Now I am channeling that energy into projects like React Chat, Secret Santa Pair, Math Game, and QikPoll.

  • React Chat let me revisit real-time product thinking: rooms, message flow, commands, presence, and social interaction loops.
    Project | Site | Repo React Chat app screenshot
  • Secret Santa Pair brought back the fun of solving a narrow consumer problem with clean UX and almost no friction.
    Project | Site | Repo Secret Santa Pair app screenshot
  • Math Game pulled me into game loops again: progression, streaks, feedback, retention, and motivation design.
    Project | Site | Repo Math Game app screenshot
  • QikPoll let me revisit realtime systems from another angle: anonymous voting, live results, and practical anti-abuse guardrails.
    Project | Site | Repo QikPoll app screenshot

What changed is not the ideas. What changed is the speed between intent and execution.

With Claude and Codex from OpenAI in my workflow, a lot of old bottlenecks are gone. I can scaffold quickly, generate first-pass implementations, tighten rough logic, and iterate on UI in tight loops. Work that used to take me a week now often takes a few focused hours.

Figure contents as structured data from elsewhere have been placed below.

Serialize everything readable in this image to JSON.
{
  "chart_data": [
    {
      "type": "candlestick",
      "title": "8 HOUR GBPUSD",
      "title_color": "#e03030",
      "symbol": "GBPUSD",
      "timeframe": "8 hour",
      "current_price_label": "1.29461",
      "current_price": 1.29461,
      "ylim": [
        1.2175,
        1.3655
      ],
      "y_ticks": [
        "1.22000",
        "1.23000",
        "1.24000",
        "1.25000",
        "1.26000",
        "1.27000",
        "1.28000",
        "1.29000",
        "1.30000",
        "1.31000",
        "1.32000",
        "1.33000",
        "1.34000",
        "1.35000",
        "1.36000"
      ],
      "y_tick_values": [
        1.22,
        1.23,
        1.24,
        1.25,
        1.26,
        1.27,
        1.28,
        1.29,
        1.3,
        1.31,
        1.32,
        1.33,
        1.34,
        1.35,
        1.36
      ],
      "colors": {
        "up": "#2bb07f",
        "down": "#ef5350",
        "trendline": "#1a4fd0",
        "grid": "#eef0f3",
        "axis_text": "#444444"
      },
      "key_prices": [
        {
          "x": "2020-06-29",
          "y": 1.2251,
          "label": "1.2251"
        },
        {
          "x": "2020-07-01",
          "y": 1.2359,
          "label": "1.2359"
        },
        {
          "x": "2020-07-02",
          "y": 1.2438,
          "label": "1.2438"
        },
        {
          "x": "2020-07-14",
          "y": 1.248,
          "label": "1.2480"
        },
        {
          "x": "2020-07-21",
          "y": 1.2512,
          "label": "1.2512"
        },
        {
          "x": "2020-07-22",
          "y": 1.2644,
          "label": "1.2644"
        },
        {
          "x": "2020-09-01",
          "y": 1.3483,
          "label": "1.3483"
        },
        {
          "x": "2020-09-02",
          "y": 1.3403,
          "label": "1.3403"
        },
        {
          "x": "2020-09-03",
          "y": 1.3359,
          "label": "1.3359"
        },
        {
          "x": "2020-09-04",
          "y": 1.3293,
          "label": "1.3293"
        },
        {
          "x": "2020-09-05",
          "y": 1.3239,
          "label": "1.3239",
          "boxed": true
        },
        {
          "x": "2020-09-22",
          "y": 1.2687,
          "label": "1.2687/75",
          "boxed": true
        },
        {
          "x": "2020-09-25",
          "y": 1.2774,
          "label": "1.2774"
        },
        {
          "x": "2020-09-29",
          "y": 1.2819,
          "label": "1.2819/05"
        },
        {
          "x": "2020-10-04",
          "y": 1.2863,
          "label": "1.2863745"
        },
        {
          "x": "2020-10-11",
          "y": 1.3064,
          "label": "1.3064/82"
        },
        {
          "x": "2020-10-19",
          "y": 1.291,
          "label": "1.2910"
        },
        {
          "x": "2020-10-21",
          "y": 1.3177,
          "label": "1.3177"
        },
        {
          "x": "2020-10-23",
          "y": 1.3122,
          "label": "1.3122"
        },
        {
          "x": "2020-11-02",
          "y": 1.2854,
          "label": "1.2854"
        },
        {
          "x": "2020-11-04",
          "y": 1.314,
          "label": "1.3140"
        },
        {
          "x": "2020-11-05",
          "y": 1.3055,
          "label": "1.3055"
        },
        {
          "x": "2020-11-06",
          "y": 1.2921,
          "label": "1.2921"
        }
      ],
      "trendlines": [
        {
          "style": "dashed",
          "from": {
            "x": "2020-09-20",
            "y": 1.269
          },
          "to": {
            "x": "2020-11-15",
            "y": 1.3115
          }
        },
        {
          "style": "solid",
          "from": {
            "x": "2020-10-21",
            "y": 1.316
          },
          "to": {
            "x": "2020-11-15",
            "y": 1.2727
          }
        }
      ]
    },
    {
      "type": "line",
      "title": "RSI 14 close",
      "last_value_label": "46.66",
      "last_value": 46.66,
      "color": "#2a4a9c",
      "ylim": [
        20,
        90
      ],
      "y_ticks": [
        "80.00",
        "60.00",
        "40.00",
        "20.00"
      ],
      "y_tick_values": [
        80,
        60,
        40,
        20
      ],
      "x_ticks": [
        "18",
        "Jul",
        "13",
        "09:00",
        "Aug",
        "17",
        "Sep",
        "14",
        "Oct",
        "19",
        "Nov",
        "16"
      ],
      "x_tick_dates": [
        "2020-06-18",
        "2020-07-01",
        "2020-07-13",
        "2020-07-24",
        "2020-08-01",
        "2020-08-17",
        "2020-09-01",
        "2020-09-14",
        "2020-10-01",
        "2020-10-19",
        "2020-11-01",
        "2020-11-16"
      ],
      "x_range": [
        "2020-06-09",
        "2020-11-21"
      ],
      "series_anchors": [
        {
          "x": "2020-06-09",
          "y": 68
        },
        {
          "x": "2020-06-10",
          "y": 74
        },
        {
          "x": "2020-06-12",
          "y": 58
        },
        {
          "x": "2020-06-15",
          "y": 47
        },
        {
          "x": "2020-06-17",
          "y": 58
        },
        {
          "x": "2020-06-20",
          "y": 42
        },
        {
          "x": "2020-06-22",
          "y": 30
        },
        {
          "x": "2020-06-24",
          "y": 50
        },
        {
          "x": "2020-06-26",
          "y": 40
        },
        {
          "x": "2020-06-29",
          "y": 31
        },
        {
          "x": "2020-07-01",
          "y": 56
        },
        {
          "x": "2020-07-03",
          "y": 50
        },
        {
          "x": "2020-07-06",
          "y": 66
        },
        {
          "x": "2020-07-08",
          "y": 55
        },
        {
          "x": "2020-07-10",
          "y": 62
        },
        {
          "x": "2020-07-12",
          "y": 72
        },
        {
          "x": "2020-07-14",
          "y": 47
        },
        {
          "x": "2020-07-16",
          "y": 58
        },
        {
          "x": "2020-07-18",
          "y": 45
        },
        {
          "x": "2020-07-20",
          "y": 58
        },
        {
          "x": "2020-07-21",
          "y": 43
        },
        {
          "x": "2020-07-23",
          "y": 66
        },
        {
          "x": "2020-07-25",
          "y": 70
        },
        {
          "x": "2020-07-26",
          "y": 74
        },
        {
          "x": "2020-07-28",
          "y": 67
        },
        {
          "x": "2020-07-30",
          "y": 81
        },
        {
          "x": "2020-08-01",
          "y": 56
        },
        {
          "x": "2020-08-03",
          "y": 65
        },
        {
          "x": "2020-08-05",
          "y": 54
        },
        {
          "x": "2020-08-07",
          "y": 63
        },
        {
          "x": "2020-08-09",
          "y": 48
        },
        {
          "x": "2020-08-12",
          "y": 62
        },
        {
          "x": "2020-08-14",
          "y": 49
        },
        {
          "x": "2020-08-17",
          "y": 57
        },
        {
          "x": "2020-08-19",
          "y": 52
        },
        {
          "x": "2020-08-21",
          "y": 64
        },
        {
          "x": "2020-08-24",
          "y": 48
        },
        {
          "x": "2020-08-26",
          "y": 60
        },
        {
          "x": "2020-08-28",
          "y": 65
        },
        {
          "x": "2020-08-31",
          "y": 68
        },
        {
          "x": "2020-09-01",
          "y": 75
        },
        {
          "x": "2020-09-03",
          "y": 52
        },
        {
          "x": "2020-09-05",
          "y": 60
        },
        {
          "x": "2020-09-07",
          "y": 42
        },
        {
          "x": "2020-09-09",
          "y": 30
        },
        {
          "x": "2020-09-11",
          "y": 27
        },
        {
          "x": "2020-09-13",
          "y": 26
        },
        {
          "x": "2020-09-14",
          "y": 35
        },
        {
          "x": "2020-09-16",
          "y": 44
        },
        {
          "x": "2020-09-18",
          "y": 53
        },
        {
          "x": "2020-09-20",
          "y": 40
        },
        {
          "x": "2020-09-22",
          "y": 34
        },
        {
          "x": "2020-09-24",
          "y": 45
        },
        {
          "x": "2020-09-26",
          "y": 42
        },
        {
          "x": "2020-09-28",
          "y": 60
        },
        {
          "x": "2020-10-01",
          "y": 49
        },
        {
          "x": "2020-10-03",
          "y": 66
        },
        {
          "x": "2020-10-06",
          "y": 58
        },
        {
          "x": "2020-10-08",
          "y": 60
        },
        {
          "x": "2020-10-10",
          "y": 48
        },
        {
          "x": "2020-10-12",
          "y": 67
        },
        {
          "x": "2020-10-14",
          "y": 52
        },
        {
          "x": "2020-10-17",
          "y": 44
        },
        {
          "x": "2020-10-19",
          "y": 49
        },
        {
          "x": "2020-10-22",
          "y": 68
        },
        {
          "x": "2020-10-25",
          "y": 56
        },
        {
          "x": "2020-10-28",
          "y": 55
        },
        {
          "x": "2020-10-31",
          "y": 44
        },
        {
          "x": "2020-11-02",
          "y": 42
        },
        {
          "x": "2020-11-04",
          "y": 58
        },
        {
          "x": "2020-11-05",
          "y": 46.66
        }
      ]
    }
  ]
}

Eleven years ago, building one meaningful project meant long setup cycles, lots of context switching, and slower feedback. Today, I can move from idea to deployed draft fast enough to stay in flow.

That speed matters more than productivity stats. It changes emotional momentum. When you can ship quickly, you can recover quickly. When uncertainty is high, that loop is powerful.

The biggest shift is this: I spend less time fighting blank files and more time deciding what should exist.

Quality is still on me. Taste is still on me. Product judgment is still on me. AI does not remove the need for craft. It removes dead time between decisions.

That difference is why these project revivals feel so meaningful right now. I am not just rebuilding old ideas with newer stacks. I am rebuilding confidence through output.

In a way, this feels like circling back to a younger version of myself. The same curiosity is still there. The tools are better. The feedback loops are faster. And after the layoff, the act of creating again feels less like optional side work and more like how I move forward.

Eleven years ago, I needed weeks to prove an idea. Today, I can usually prove it in hours. Right now, that changes everything.